I'm pretty sure that the UK energy policy is based on faith, hope and charity and very little real action. However, in some senses you can argue that a government with a total lack of engineering knowledge should just keep their nose out. Certainly Thatcher's dreams of a nuclear future were confounded by the reality of commissioning and decommissioning costs and it was largely good luck that natural gas came along at the right time. The gas plants though were not only better than coal and nuclear - simpler, more efficient, cheaper - they were pulled from industry rather than pushed by government. That's an important thing to note as it sort of vindicates the "free-market knows best" idea which has been knocked quite a bit. However the real problem with the free market is that it's too free for the criminals and they then gradually take control and ensure that it becomes less free for everyone else. That's where the regulation is needed. If the regulators are criminals too then there's no hope.

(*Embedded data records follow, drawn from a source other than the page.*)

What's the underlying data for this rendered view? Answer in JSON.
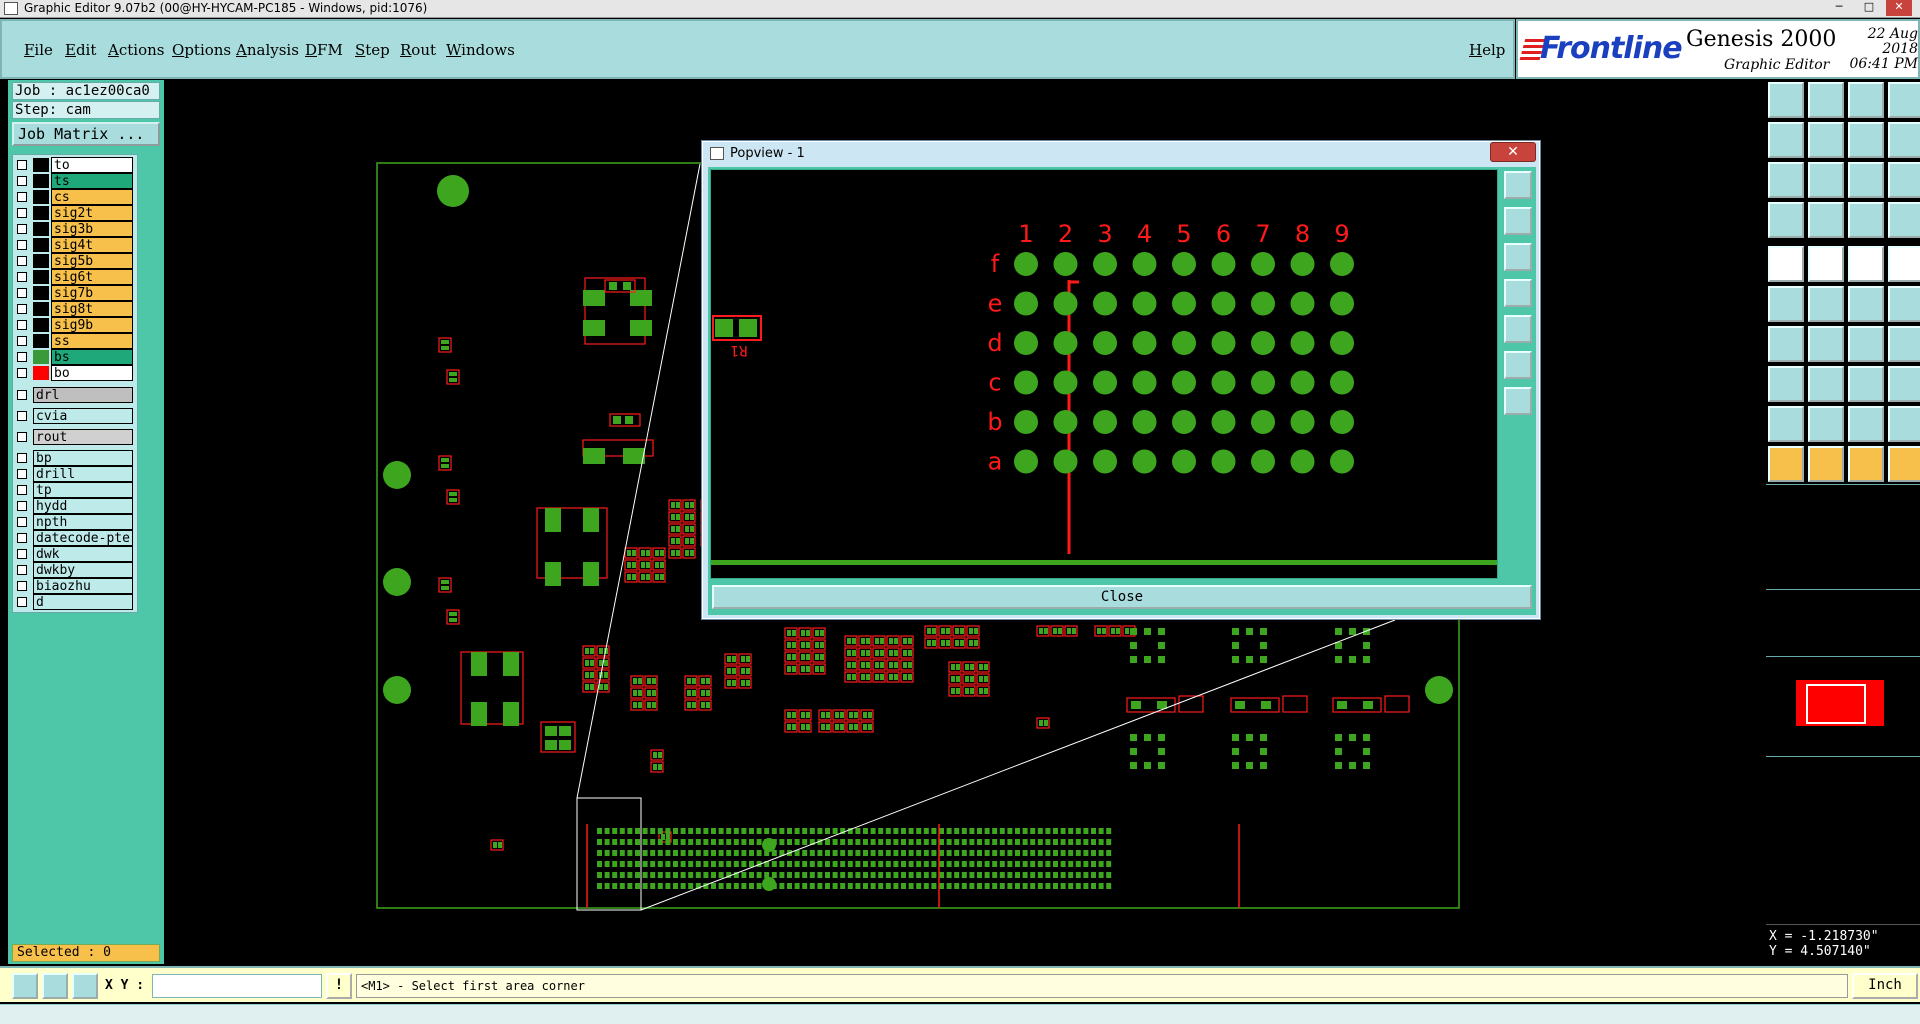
{
  "window": {
    "title": "Graphic Editor 9.07b2 (00@HY-HYCAM-PC185 - Windows, pid:1076)"
  },
  "menu": {
    "items": [
      "File",
      "Edit",
      "Actions",
      "Options",
      "Analysis",
      "DFM",
      "Step",
      "Rout",
      "Windows"
    ],
    "help": "Help"
  },
  "brand": {
    "logo": "Frontline",
    "product": "Genesis 2000",
    "subtitle": "Graphic Editor",
    "date": "22 Aug 2018",
    "time": "06:41 PM"
  },
  "job": {
    "job_label": "Job : ac1ez00ca0",
    "step_label": "Step: cam",
    "matrix_button": "Job Matrix ..."
  },
  "layers": [
    {
      "name": "to",
      "color": "#ffffff",
      "swatch": "#000000"
    },
    {
      "name": "ts",
      "color": "#1fa87a",
      "swatch": "#000000"
    },
    {
      "name": "cs",
      "color": "#f7c04a",
      "swatch": "#000000"
    },
    {
      "name": "sig2t",
      "color": "#f7c04a",
      "swatch": "#000000"
    },
    {
      "name": "sig3b",
      "color": "#f7c04a",
      "swatch": "#000000"
    },
    {
      "name": "sig4t",
      "color": "#f7c04a",
      "swatch": "#000000"
    },
    {
      "name": "sig5b",
      "color": "#f7c04a",
      "swatch": "#000000"
    },
    {
      "name": "sig6t",
      "color": "#f7c04a",
      "swatch": "#000000"
    },
    {
      "name": "sig7b",
      "color": "#f7c04a",
      "swatch": "#000000"
    },
    {
      "name": "sig8t",
      "color": "#f7c04a",
      "swatch": "#000000"
    },
    {
      "name": "sig9b",
      "color": "#f7c04a",
      "swatch": "#000000"
    },
    {
      "name": "ss",
      "color": "#f7c04a",
      "swatch": "#000000"
    },
    {
      "name": "bs",
      "color": "#1fa87a",
      "swatch": "#3a9a3a"
    },
    {
      "name": "bo",
      "color": "#ffffff",
      "swatch": "#ff0000"
    }
  ],
  "layers_drill": [
    {
      "name": "drl",
      "color": "#bfbfbf"
    }
  ],
  "layers_via": [
    {
      "name": "cvia",
      "color": "#bfeaea"
    }
  ],
  "layers_rout": [
    {
      "name": "rout",
      "color": "#d0d0d0"
    }
  ],
  "layers_misc": [
    {
      "name": "bp"
    },
    {
      "name": "drill"
    },
    {
      "name": "tp"
    },
    {
      "name": "hydd"
    },
    {
      "name": "npth"
    },
    {
      "name": "datecode-pte"
    },
    {
      "name": "dwk"
    },
    {
      "name": "dwkby"
    },
    {
      "name": "biaozhu"
    },
    {
      "name": "d"
    }
  ],
  "selected": "Selected : 0",
  "coords": {
    "x": "X = -1.218730\"",
    "y": "Y = 4.507140\""
  },
  "status": {
    "xy_label": "X Y :",
    "xy_value": "",
    "message": "<M1> - Select first area corner",
    "units": "Inch"
  },
  "popup": {
    "title": "Popview - 1",
    "close": "Close",
    "columns": [
      "1",
      "2",
      "3",
      "4",
      "5",
      "6",
      "7",
      "8",
      "9"
    ],
    "rows": [
      "f",
      "e",
      "d",
      "c",
      "b",
      "a"
    ],
    "component_label": "R1"
  },
  "colors": {
    "pad_green": "#3ea61e",
    "silk_red": "#ff1a1a",
    "panel_teal": "#4dc7a7",
    "board_outline": "#3ea61e"
  }
}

I'm convinced that the UK just doesn't have the money for the nuclear expansion they propose - they are massively in debt. Whatever the government says now they'll have to face that reality sooner or later. Sooner I hope.
So what is the real energy direction going to be? Well I'm increasingly finding that it's a lot easier recycling someone else's words when they agree with you. I thought I was such a contrarian that couldn't happen but apparently I'm not so alone. So I dug this out of the comments section of the oil drum. Again I assume it's public domain. I could have reworded it but that would have been pointless and dishonest. It's by the OMGbyWTF anonymous bot:
"The recession is keeping the lights on at the moment. There are a couple of unusual things happening in the UK electricity market at the moment.
The low price of natural gas and large number of CCGT's seem to to be undercutting the price of coal generated electricity, also there are net electricity exports to France as they seem to have a lot of nukes out of service for various reasons.
The UK has wasted its North Sea reserves making cheap electricity with no long term investment in alternatives or storage. LNG import capacity has been built fairly quickly and it I don't see the 'gas glut' lasting for very long. I think the UK needs to get its act sorted on several key areas.
Build more natural gas storage facilities.
Improve thermal efficiency in buildings: insulation and move towards heat pumps starting with those on electric and oil fired heating. External insulation and solar water heating should also be considered.
Adopt the Danish model of multifuel CHP systems burning coal, rubbish, biomass and gas whilst providing district heating. Distributed generation running of gassified waste / coal / natural gas / biogas should provide good security and flexibility. Dump the CO2 and waste heat into greenhouses.
Accelerate construction of replacement nuclear reactors and grid upgrades to add more interconnectors with Europe and accomodate more wind power.
Expand and electrify existing railway services.
Look at potential for coal bed methane / gasification of the coal reserves under the North Sea, from a CO2 perspective this may not seem a good idea by this time there should be plenty of empty oil / gas fields to pump the CO2 into.
Build the Severn Barrage, and uprate and expand if possible existing pumped storage sites.
Roll out electric vehicles as they become available."
The only things I don't agree about are a) the nuclear expansion - on mainly cost grounds, and b) worrying about warming from CO2, which in my view is a very overblown hypothesis, though I accept it's politically correct. Using the CO2 for greenhouses or scavenging is however eminently sensible. However all this is cost but no sign of where the money might come from. Stopping the pointless wars would help. Perhaps a Tobin tax? Or just getting entrepreneurs to fund it rather than government. I'm not too happy about that because energy companies are natural monopolies - they really need strict overseers.